The ban on the single-use plastic and Styrofoam needs to be strictly enforced, if Baguio City and other local government units in the Cordillera are serious in managing their solid wastes and lessen the impact of garbage crisis in the localities.
Of late, the city government of Baguio reiterated its call for residents and tourists alike to strictly adhere to Ordinance 35-17, or the “Plastic and Styrofoam-free Baguio”.
It has been seven years since the ordinance was passed, but the use of plastic and Styrofoam continues in the various business establishments, which ends up piling as trash in landfills.
The capital town of La Trinidad in Benguet has also its own ordinance against single-use of plastic and Styrofoam, which was fully implemented in 2018.
When it was first enforced, the public was quick to catch on to the ordinance, with many not failing to bring their own eco-bag whenever they buy.
Some establishments have also followed the ordinance by using paper bags instead of plastic to contain the customer’s purchase, or offer eco-bags with a fee.
But overtime, the practice, especially among the public, was not sustained and the LGUs found themselves back to square one.
According to Oceana Philippines, the Philippines is among the five countries that produce half of the world’s plastic waste. The group said Filipinos produce 163 million sachets and three million diapers a day, as well as drink bottles, bottle caps, food wrappers, grocery bags, drink lids, straws, and stirrers.
The Environmental Science and Technology report as cited by Mayor Benjamin Magalong has warned that microplastics or plastic particles smaller than five millimeters, are now a growing environmental and a major public health issue. Microplastics are detected pervasively in freshwater and marine environments, ingested by organisms, and then enter the human body.
Baguio, which produces 400 tons of trash daily, has since been accepting proposals for waste-to-energy (WTE) technologies to solve its garbage woes, but none of these proposals was implemented.
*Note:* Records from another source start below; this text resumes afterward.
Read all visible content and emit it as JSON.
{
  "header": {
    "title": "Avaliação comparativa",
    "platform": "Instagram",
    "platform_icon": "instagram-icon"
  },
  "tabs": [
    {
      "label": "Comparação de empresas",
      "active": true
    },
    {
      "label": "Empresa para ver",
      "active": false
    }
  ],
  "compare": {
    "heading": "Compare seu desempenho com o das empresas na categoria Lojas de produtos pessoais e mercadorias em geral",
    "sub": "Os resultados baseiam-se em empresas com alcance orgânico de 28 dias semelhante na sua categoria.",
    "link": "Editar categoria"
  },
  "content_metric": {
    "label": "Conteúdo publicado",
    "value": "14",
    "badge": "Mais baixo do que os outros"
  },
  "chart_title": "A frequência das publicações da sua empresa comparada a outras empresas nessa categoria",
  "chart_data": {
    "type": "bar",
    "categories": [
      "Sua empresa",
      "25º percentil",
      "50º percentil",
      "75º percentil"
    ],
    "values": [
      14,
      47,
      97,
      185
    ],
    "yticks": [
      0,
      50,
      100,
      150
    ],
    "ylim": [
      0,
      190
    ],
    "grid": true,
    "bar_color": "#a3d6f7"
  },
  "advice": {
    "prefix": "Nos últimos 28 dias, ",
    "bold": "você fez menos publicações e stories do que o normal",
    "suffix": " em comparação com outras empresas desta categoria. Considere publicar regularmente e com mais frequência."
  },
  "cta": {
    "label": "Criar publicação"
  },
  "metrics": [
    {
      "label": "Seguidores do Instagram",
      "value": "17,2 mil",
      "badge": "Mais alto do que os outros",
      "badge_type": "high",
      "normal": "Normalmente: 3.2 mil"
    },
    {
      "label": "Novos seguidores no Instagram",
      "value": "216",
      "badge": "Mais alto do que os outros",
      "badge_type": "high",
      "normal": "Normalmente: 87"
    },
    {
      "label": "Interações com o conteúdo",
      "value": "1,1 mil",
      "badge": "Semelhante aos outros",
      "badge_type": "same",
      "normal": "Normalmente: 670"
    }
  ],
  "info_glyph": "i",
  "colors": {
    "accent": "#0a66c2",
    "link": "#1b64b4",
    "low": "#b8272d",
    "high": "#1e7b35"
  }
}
The latest one would be the WTE power plant to be built in Sablan, Benguet and has been projected to serve the Baguio-La Trinidad-Itogon-Sablan-Tuba-Tublay area, which might be ready by 2027 or 2028.
But while these technologies are yet to come to fruition, the strict enforcement of the ordinance and other existing laws on solid waste management should be implemented.
Further, part of the enforcement of the ordinances is the information and education campaign, as to why there is a need to enforce these policies and other related laws.
It is important to instill in young and old minds, through sustained IEC, the need to preserve and protect the environment even with the simple act of proper garbage disposal.
We call on not only the Department of Environment and Natural Resources, but also concerned agencies such as the Department of Education to help in the IEC on plastic and Styrofoam use.
We laud civil society organizations such as Zero Waste Baguio in organizing events such as the “Declutter with a purpose” event on June 30 at Session Road.
The event dubbed as “Declutter with purpose: empowering communities through household item exchange/donations” encourages the public to share, trade, and repurpose household items.
The items, in good and re-usable condition, include furniture, toys, jewelry, appliances, and other household items which can be exchanged or donated to charitable causes.
As the country celebrates Environment Month this June, it comes as a reality that garbage woes are here to stay with the population boom.
The enforcement of the ordinance and other policies as well as activities geared towards better solid waste management will not totally solve the garbage crisis but it will lessen its impacts globally.